Они простились до послезавтра. Евгений Иванович зашагал темными полями домой, а граф зашел в кафе, чтобы заглянуть в вечерние газеты: что биржа? Бумаги его — и Badish Anilin und Soda, и Dusseldorfer Mashinenbau, и Gotaer Waggonfabrik, и Nobel-Dynamit, и Chemishe von Heyden, и Montana,[107] и другие — дали очень резкое движение вверх. Это было очень, очень приятно. Граф тут же, на краешке газеты, подсчитал карандашом свои прибыли — вышла очень кругленькая сумма — и, купив себе и Варваре Михайловне на ужин полфунта сосисок, в самом приятном расположении духа отправился домой…
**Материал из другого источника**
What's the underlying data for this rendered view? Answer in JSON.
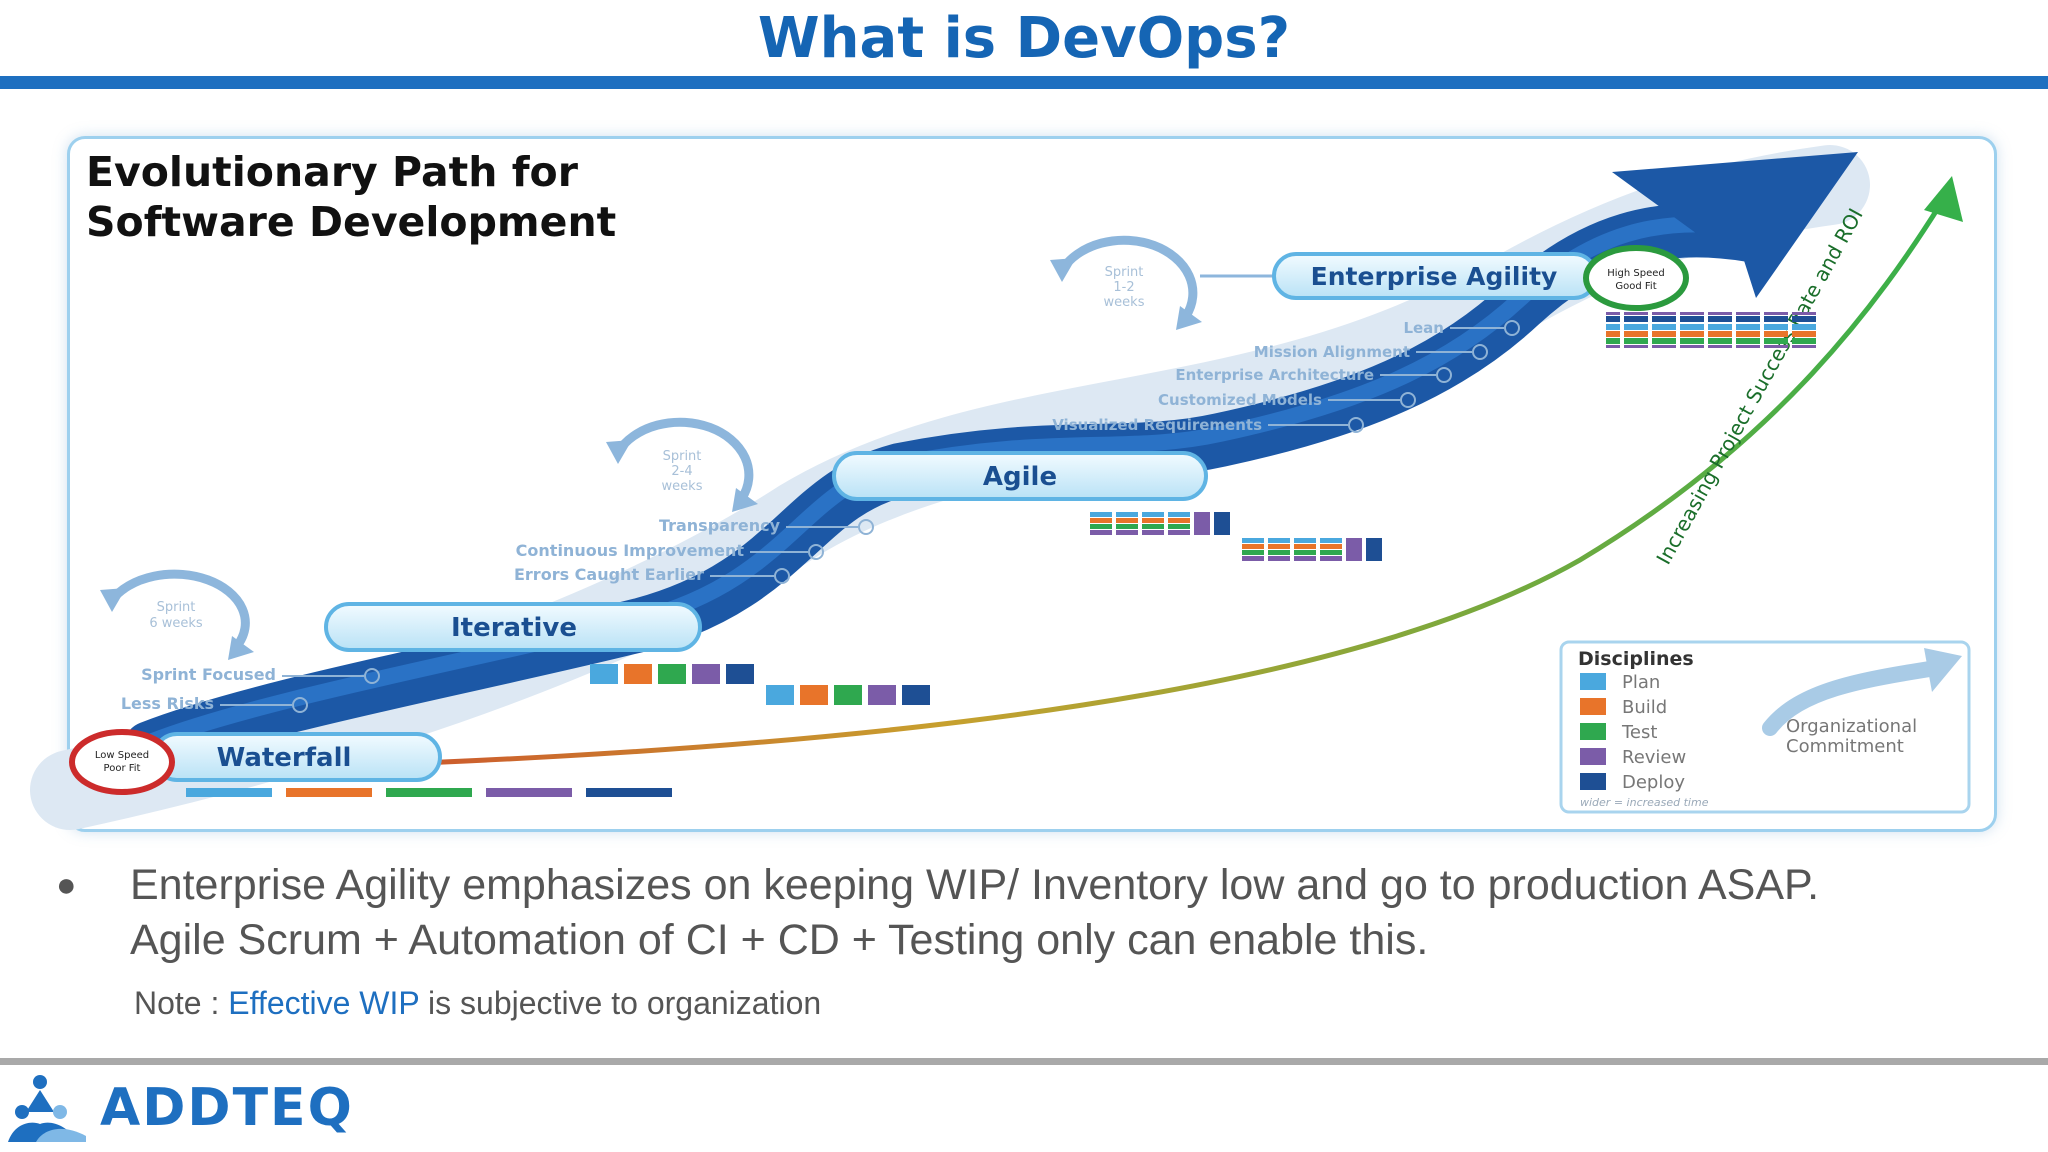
{
  "slide": {
    "title": "What is DevOps?"
  },
  "diagram": {
    "heading_line1": "Evolutionary Path for",
    "heading_line2": "Software Development",
    "stages": [
      {
        "label": "Waterfall"
      },
      {
        "label": "Iterative"
      },
      {
        "label": "Agile"
      },
      {
        "label": "Enterprise Agility"
      }
    ],
    "sprint_cycles": [
      {
        "line1": "Sprint",
        "line2": "6 weeks"
      },
      {
        "line1": "Sprint",
        "line2": "2-4",
        "line3": "weeks"
      },
      {
        "line1": "Sprint",
        "line2": "1-2",
        "line3": "weeks"
      }
    ],
    "badge_low": {
      "line1": "Low Speed",
      "line2": "Poor Fit"
    },
    "badge_high": {
      "line1": "High Speed",
      "line2": "Good Fit"
    },
    "waterfall_features": [
      "Sprint Focused",
      "Less Risks"
    ],
    "iterative_features": [
      "Transparency",
      "Continuous Improvement",
      "Errors Caught Earlier"
    ],
    "agile_features": [
      "Lean",
      "Mission Alignment",
      "Enterprise Architecture",
      "Customized Models",
      "Visualized Requirements"
    ],
    "curve_label": "Increasing Project Success Rate and ROI",
    "legend": {
      "title": "Disciplines",
      "items": [
        {
          "label": "Plan",
          "color": "#4aa8de"
        },
        {
          "label": "Build",
          "color": "#e8742a"
        },
        {
          "label": "Test",
          "color": "#2fa84f"
        },
        {
          "label": "Review",
          "color": "#7b5ca8"
        },
        {
          "label": "Deploy",
          "color": "#1e4f94"
        }
      ],
      "footnote": "wider = increased time",
      "commitment_line1": "Organizational",
      "commitment_line2": "Commitment"
    }
  },
  "content": {
    "bullet_line1": "Enterprise Agility emphasizes on keeping WIP/ Inventory low and go to production ASAP.",
    "bullet_line2": "Agile Scrum + Automation of CI + CD + Testing only can enable this.",
    "note_prefix": "Note : ",
    "note_highlight": "Effective WIP",
    "note_suffix": " is subjective to organization"
  },
  "footer": {
    "brand": "ADDTEQ"
  }
}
Евгений Иванович перед сном отметил в своей тетради беседу с графом и приписал:
«Он нашел во мне сходство с Распутиным, о котором он много мне рассказывал. И я чувствую это сходство. Распутин чрезвычайно русский человек — так же, как и Платон Каратаев. Разного у них только психологическая подпочва. Если подпочва мягкая, мечтательная — получается Платон Каратаев, а если бурная, страстная — Распутин. А я стою как-то между ними, близкий одинаково и тому, и другому…»
XXXV
МАШИНКА ПРИНЦА ГЕОРГА
Известие, принесенное графом Михаилом Михайловичем на виллочку «Bergfried» о том, что принц Георг решил отдать все свои силы на спасение России, было совершенно справедливо. Удачно ускользнув еще при Временном правительстве через Финляндию за границу, принц Георг прежде всего проехал в Ниццу, где на своей огромной беломраморной вилле среди пальм угасал его отец, знаменитый когда-то красавец, кутила и бретер, как-то инстинктивно стоявший всю жизнь выше всех этих отживших предрассудков, которыми люди неизвестно зачем загромождают свое бренное существование. Он, по пословице, бил сороку и ворону, не заботясь, что из этого может выйти. Его жена, знаменитая красавица, не отставала от своего супруга и тоже била и сорок, и ворон, и галок, и все, что попадется под руку. Уже под конец своей молодости она пленила одного великого князя, носившего кличку сухопутного адмирала, ибо плавал он исключительно между Парижем и Монте-Карло. Сухопутный адмирал настолько крепко и натурально привязался к красавице, что муж стал находить это совершенно неприличным. Вернувшись раз поздно ночью из яхт-клуба, принц постучал в дверь супружеской спальни. Ему в визе было отказано. Он попробовал настаивать. Дверь вдруг отворяется, и на пороге вырастает могучая фигура сухопутного адмирала. Короткое, но горячее объяснение, и принц, получивший ловкий и сильный удар коленом под известное место, летит через всю комнату к двери. Поднявшись с паркетного пола, он решил, что жить в этой варварской стране он больше не может, стал в оппозицию ко двору и правительству и уехал на юг Франции. Однако вскоре прерванные сгоряча отношения с сухопутным адмиралом были восстановлены, и все они так троечкой везде и всюду и ездили. Прижившийся на солнечном берегу принц в Россию больше не возвращался, ограничиваясь лишь получением доходов оттуда со своих необозримых имений…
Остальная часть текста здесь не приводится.